I just defaulted to a simpler solution using the entire 16 byte nonce as a counter so I didn't have to worry about the math :-)
So I suppose you're right we can use random nonces unless generating a massive amount of data each time split into many segments or parts, which I'm not (only a few hundred files).
But it's still a convoluted way of saying we don't want our software to work optimally, for example in the case that someone generates 2^32 number of encrypted files for each round, in this case the user would be left out of options but use a different library as well.
And that's not the worst part, the worst part is just the whole attitude of the maintainer which doesn't belong in an open source project at all imo, even if he was in the right, which he isn't - this implementation is still suboptimal - but even if he was, he didn't come about it the right way.
Technical accuracy is important, but to me it's at least as important people aren't being a single-minded twat only seeing things exclusively their way when discussing the accuracy of everything technical, which the maintainer didn't even do (discuss anything technical, he just defaulted to his own lacking documentation that doesn't mention this bizarre behavior, which differs from legacy pycrypto behavior, that the nonce is no longer accessible when supplied with a nonce, closed the issue and left off), only the two of you actually discussed the technicalities relevant to the issue.

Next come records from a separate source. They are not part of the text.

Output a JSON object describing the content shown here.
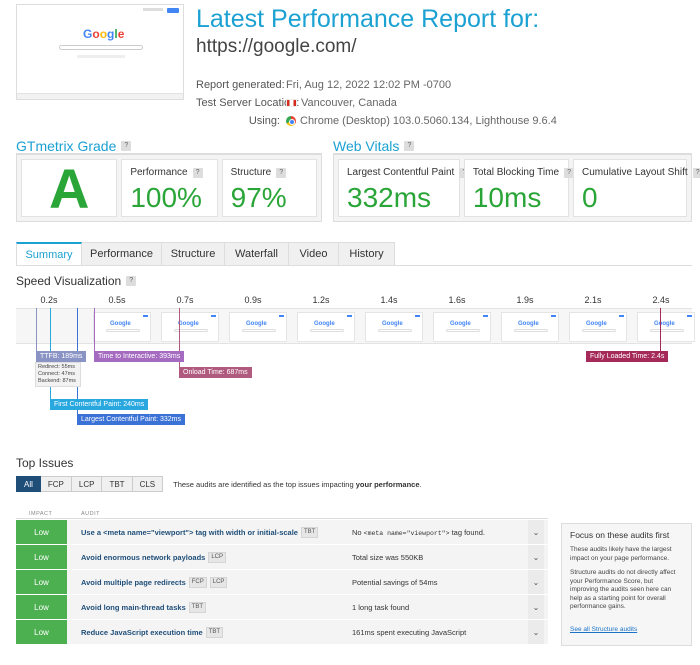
{
  "header": {
    "title": "Latest Performance Report for:",
    "url": "https://google.com/",
    "thumbnail_logo": "Google",
    "meta": [
      {
        "label": "Report generated:",
        "value": "Fri, Aug 12, 2022 12:02 PM -0700",
        "icon": ""
      },
      {
        "label": "Test Server Location:",
        "value": "Vancouver, Canada",
        "icon": "canada-flag-icon"
      },
      {
        "label": "Using:",
        "value": "Chrome (Desktop) 103.0.5060.134, Lighthouse 9.6.4",
        "icon": "chrome-icon"
      }
    ]
  },
  "grade": {
    "heading": "GTmetrix Grade",
    "letter": "A",
    "performance_label": "Performance",
    "performance_value": "100%",
    "structure_label": "Structure",
    "structure_value": "97%"
  },
  "vitals": {
    "heading": "Web Vitals",
    "lcp_label": "Largest Contentful Paint",
    "lcp_value": "332ms",
    "tbt_label": "Total Blocking Time",
    "tbt_value": "10ms",
    "cls_label": "Cumulative Layout Shift",
    "cls_value": "0"
  },
  "tabs": [
    "Summary",
    "Performance",
    "Structure",
    "Waterfall",
    "Video",
    "History"
  ],
  "speed": {
    "heading": "Speed Visualization",
    "times": [
      "0.2s",
      "0.5s",
      "0.7s",
      "0.9s",
      "1.2s",
      "1.4s",
      "1.6s",
      "1.9s",
      "2.1s",
      "2.4s"
    ],
    "frame_logo": "Google",
    "markers": {
      "ttfb": "TTFB: 189ms",
      "tti": "Time to Interactive: 393ms",
      "onload": "Onload Time: 687ms",
      "fully_loaded": "Fully Loaded Time: 2.4s",
      "fcp": "First Contentful Paint: 240ms",
      "lcp": "Largest Contentful Paint: 332ms"
    },
    "ttfb_detail": [
      "Redirect: 55ms",
      "Connect: 47ms",
      "Backend: 87ms"
    ]
  },
  "top_issues": {
    "heading": "Top Issues",
    "filters": [
      "All",
      "FCP",
      "LCP",
      "TBT",
      "CLS"
    ],
    "note_prefix": "These audits are identified as the top issues impacting ",
    "note_bold": "your performance",
    "note_suffix": ".",
    "col_impact": "IMPACT",
    "col_audit": "AUDIT",
    "rows": [
      {
        "impact": "Low",
        "audit": "Use a <meta name=\"viewport\"> tag with width or initial-scale",
        "tags": [
          "TBT"
        ],
        "result_pre": "No ",
        "result_code": "<meta name=\"viewport\">",
        "result_post": " tag found."
      },
      {
        "impact": "Low",
        "audit": "Avoid enormous network payloads",
        "tags": [
          "LCP"
        ],
        "result_pre": "Total size was 550KB",
        "result_code": "",
        "result_post": ""
      },
      {
        "impact": "Low",
        "audit": "Avoid multiple page redirects",
        "tags": [
          "FCP",
          "LCP"
        ],
        "result_pre": "Potential savings of 54ms",
        "result_code": "",
        "result_post": ""
      },
      {
        "impact": "Low",
        "audit": "Avoid long main-thread tasks",
        "tags": [
          "TBT"
        ],
        "result_pre": "1 long task found",
        "result_code": "",
        "result_post": ""
      },
      {
        "impact": "Low",
        "audit": "Reduce JavaScript execution time",
        "tags": [
          "TBT"
        ],
        "result_pre": "161ms spent executing JavaScript",
        "result_code": "",
        "result_post": ""
      }
    ],
    "focus": {
      "title": "Focus on these audits first",
      "p1": "These audits likely have the largest impact on your page performance.",
      "p2": "Structure audits do not directly affect your Performance Score, but improving the audits seen here can help as a starting point for overall performance gains.",
      "link": "See all Structure audits"
    }
  },
  "colors": {
    "accent": "#1ba1d2",
    "grade_green": "#2aa538",
    "low_impact": "#4caf50",
    "ttfb": "#8a94c4",
    "tti": "#a46bc0",
    "onload": "#b05a7f",
    "fully_loaded": "#a52a5a",
    "fcp": "#29a8e0",
    "lcp": "#3a72d6"
  }
}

Edit2: And just to be clear, this is still clearly a bug. Why have an attribute called 'nonce' that always returns b''?
Why call the class Crypto.Util.Counter if it doesn't actually count but just sets IV? Why have this class at all?
I'm almost certain the only reason it exists is because of legacy PyCrypto, which is what this library was based on, which is what I used and why I arrived here because PyCryptoDome was supposed to just be a continuation of PyCrypto where PyCrypto is no longer maintained, with PyCrypto Crypto.Util.Counter was actually working like it should, was a class object and not a dict, and had a 'nonce' attribute that never returned b'', certainly not because a Counter object was passed to it.
So you can keep changing the focus towards me, that's fine, I enjoy having my mind challenged - you're right I could have used a random nonce, just make sure you don't convince yourself that because of that this software works like it should just because it's possible to make most implementations work with it, its behavior still doesn't make any sense, it's not really backwards compatible with PyCrypto when it easily could and by any reasonable standard should be when it should be an easy fix, I literally replaced the entire AES-CTR module in about 60 lines of code (excl. the AES library in C which I just #included), like none of what's going on in this issue makes much of any sense, I kind of appreciate the chat, and I don't mean to be rude, but just as a matter of the original issue the maintainer was clearly in the wrong here by all standards of logic and etiquette, except for the one caveat that a maintainer can technically want and do anything he likes within the limit of the law, but as far as who or what we support here I really don't understand this discussion, I'm going to assume you just wanted to help or something, which is cool, but if you're just trying to defend the maintainer then I don't understand why we're only focusing on my part in this and what I technically theoretically potentially could have done instead, instead of focusing on the actual original topic of this issue, which is bad documentation, buggy behavior (b'' return value, not documented, why?), and needlessly poor backwards compatibility with pycrypto - that's the original topic guys.